In a NYT op-ed, Peter Wehner, a Reagan and double-Bush appointee, presents a thesis: "In the last two decades the Democratic Party has moved substantially further to the left than the Republican Party has shifted to the right. On most major issues the Republican Party hasn’t moved very much from where it was during the Gingrich era in the mid-1990s." That Republicans "have become more extreme over the years" is but a liberal myth, he insists; it is a "self-flattering but false narrative."
After suffering Wehner's torrential survey of political, social and cultural changes over the past 20 years, one comes to appreciate that Democrats are now bomb-throwing Bolsheviks and Republicans are still the mild, modest Gingrichites of the 1990s. A most convenient timeframe Wehner has chosen. Had he compared the conservative-progressive policies of the Obama administration to those of FDR, he would have found the same sort of conservative-progressive incrementalism; and had he compared today's GOP to President Eisenhower's era, he would have found that the radical right's "stupid" and "negligible" numbers, of which Eisenhower warned, have assumed control of the asylum.

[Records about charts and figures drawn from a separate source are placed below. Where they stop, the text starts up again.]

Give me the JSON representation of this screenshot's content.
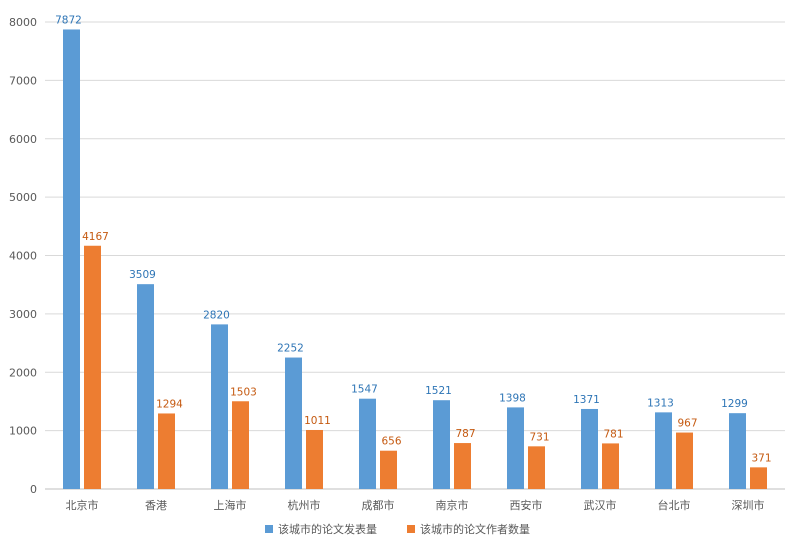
{
  "colors": {
    "series_1": "#5b9bd5",
    "series_2": "#ed7d31",
    "grid": "#d9d9d9",
    "text": "#595959"
  },
  "chart_data": {
    "type": "bar",
    "categories": [
      "北京市",
      "香港",
      "上海市",
      "杭州市",
      "成都市",
      "南京市",
      "西安市",
      "武汉市",
      "台北市",
      "深圳市"
    ],
    "series": [
      {
        "name": "该城市的论文发表量",
        "values": [
          7872,
          3509,
          2820,
          2252,
          1547,
          1521,
          1398,
          1371,
          1313,
          1299
        ]
      },
      {
        "name": "该城市的论文作者数量",
        "values": [
          4167,
          1294,
          1503,
          1011,
          656,
          787,
          731,
          781,
          967,
          371
        ]
      }
    ],
    "yticks": [
      "0",
      "1000",
      "2000",
      "3000",
      "4000",
      "5000",
      "6000",
      "7000",
      "8000"
    ],
    "ylim": [
      0,
      8000
    ],
    "grid": true,
    "legend": "bottom",
    "data_labels": true
  }
}
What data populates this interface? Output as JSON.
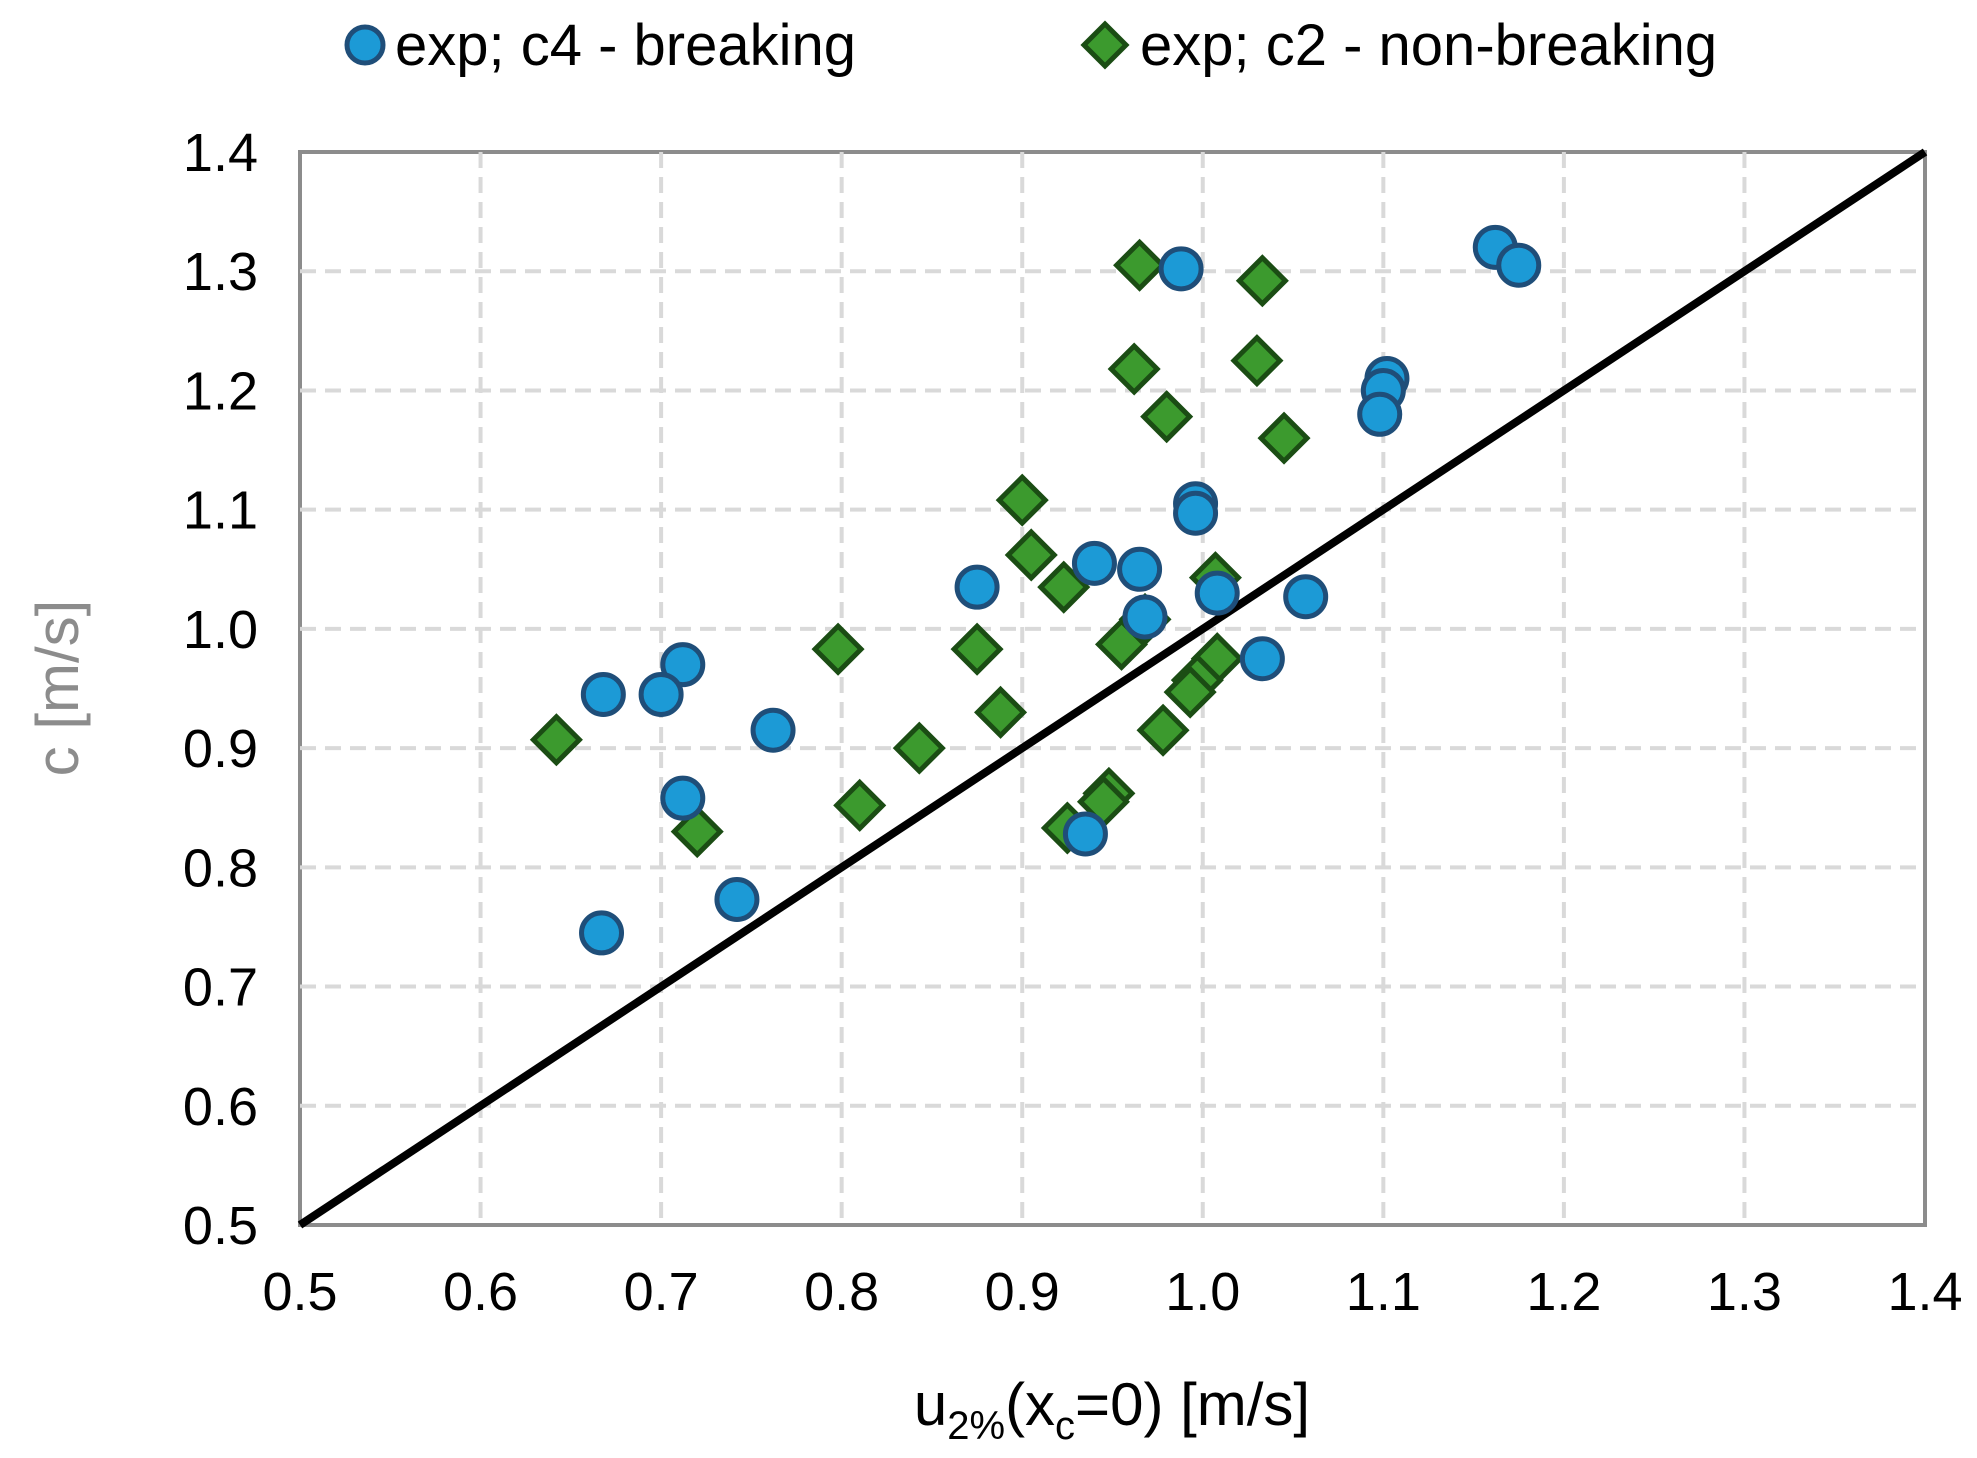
{
  "chart_data": {
    "type": "scatter",
    "xlabel": {
      "main": "u",
      "sub1": "2%",
      "mid": "(x",
      "sub2": "c",
      "tail": "=0)  [m/s]"
    },
    "ylabel": "c [m/s]",
    "xlim": [
      0.5,
      1.4
    ],
    "ylim": [
      0.5,
      1.4
    ],
    "xticks": [
      "0.5",
      "0.6",
      "0.7",
      "0.8",
      "0.9",
      "1.0",
      "1.1",
      "1.2",
      "1.3",
      "1.4"
    ],
    "yticks": [
      "0.5",
      "0.6",
      "0.7",
      "0.8",
      "0.9",
      "1.0",
      "1.1",
      "1.2",
      "1.3",
      "1.4"
    ],
    "grid": true,
    "legend_position": "top",
    "reference_line": {
      "name": "1:1 line",
      "x": [
        0.5,
        1.4
      ],
      "y": [
        0.5,
        1.4
      ],
      "color": "#000000"
    },
    "series": [
      {
        "name": "exp; c4 - breaking",
        "marker": "circle",
        "color": "#1c9ad6",
        "edge_color": "#1f4e79",
        "points": [
          [
            0.988,
            1.302
          ],
          [
            1.162,
            1.32
          ],
          [
            1.175,
            1.305
          ],
          [
            1.102,
            1.21
          ],
          [
            1.1,
            1.2
          ],
          [
            1.098,
            1.18
          ],
          [
            0.996,
            1.105
          ],
          [
            0.996,
            1.097
          ],
          [
            0.94,
            1.055
          ],
          [
            0.965,
            1.05
          ],
          [
            0.875,
            1.035
          ],
          [
            0.968,
            1.01
          ],
          [
            1.008,
            1.03
          ],
          [
            1.057,
            1.027
          ],
          [
            1.033,
            0.975
          ],
          [
            0.712,
            0.97
          ],
          [
            0.7,
            0.945
          ],
          [
            0.668,
            0.945
          ],
          [
            0.762,
            0.915
          ],
          [
            0.712,
            0.858
          ],
          [
            0.935,
            0.828
          ],
          [
            0.742,
            0.773
          ],
          [
            0.667,
            0.745
          ]
        ]
      },
      {
        "name": "exp; c2 - non-breaking",
        "marker": "diamond",
        "color": "#3c9a2e",
        "edge_color": "#1b4d14",
        "points": [
          [
            0.965,
            1.305
          ],
          [
            1.033,
            1.292
          ],
          [
            0.962,
            1.218
          ],
          [
            1.03,
            1.225
          ],
          [
            0.98,
            1.178
          ],
          [
            1.045,
            1.16
          ],
          [
            0.9,
            1.108
          ],
          [
            0.905,
            1.062
          ],
          [
            0.923,
            1.035
          ],
          [
            1.007,
            1.043
          ],
          [
            0.968,
            1.008
          ],
          [
            0.798,
            0.983
          ],
          [
            0.875,
            0.983
          ],
          [
            0.955,
            0.987
          ],
          [
            1.008,
            0.975
          ],
          [
            0.997,
            0.957
          ],
          [
            0.993,
            0.947
          ],
          [
            0.888,
            0.93
          ],
          [
            0.843,
            0.9
          ],
          [
            0.978,
            0.915
          ],
          [
            0.642,
            0.907
          ],
          [
            0.81,
            0.852
          ],
          [
            0.948,
            0.862
          ],
          [
            0.945,
            0.855
          ],
          [
            0.72,
            0.83
          ],
          [
            0.925,
            0.833
          ]
        ]
      }
    ]
  }
}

Wehner adopts Bill Clinton as the gold standard of Democratic wisdom, which is odd. For I recall 1990s Republicans casting President Clinton as a far-leftist villain come to tyrannize America with his intolerable and malignant rule. The fact that the actual left often opposed Clinton and came to defend him only upon the mild Gingrichites' attempt to unseat a legitimately elected president never persuaded the right that the second millennium would end in anything but Clinton's Stalinist horror. Then Al Gore became the stalking emblem of the right's eschatology, then John Kerry, and then Barack Obama.
Just wait. In 24 months, with another far-leftist Clinton in the White House, the right will be looking fondly on the reasonably staid Obama administration and wondering why Hillary can't be like Barack.
Wehner also plucks some rather peculiar generalities from their contextual settings. For example, "Mr. Clinton cut spending and produced a surplus," he observes. "Under Mr. Obama, spending and the deficit reached record levels." Notice anything missing? Like, say, the intervening chasm of the Bush administration? — its insane tax cuts, its multitrillion-dollar wars, its staggering debts, its plunging of the economy into what essentially became the Second Great Depression? In short, the Bush administration's complete and utter break with the conservatism of yesteryears? And yet what does contemporary conservatism demand as a complete and utter break with W.'s transgressions? More insane tax cuts, more multitrillion-dollar wars, more staggering debt, and yet another Great Depression, courtesy of not minding the national store.
Wehner proceeds to concede that "In some respects, like gay rights, the nation is more liberal than it was two decades ago." But, however, nonetheless "it is more conservative today than it was in the mid-1990s. A recent Pew Research Center poll found that Republicans have opened substantial leads over Democrats on dealing with terrorism, foreign policy and taxes. They’re competitive on the economy, and a good deal more competitive than in the past on traditional liberal issues like immigration and health care." Yet what Wehner gauges here is less a conceptually modern-conservative trend than rather familiar sociopolitical phenomena: there's an electoral lag in understanding the economy's upticks; there's also an electoral misunderstanding of the Affordable Care Act (whose individual components voters overwhelmingly find agreeable); and, above all, outlandish fearmongering on terrorism and promises of painless tax cuts remain effective pseudoconservative tricks of the political trade.
As for Wehner's notation of the "two enormous losses by Democrats in the 2010 and 2014 midterm elections" and that "Nearly half of Americans now live in states under total Republican control," about all we're left with is a shocking reminder that Democrats don't vote in the political Oscars of supporting roles. This is a matter of mobilization, not prairie-swept tea partyism.
And that, it seems to me, is where America actually stands. It's no more conservative than it was under Eisenhower and no less liberal than it was under FDR, who, as noted, was indeed a conservative-progressive, just as President Obama is. This, broadly, is what today's Democratic Party reflects. The GOP? Its reflection can no longer be seen in a mirror.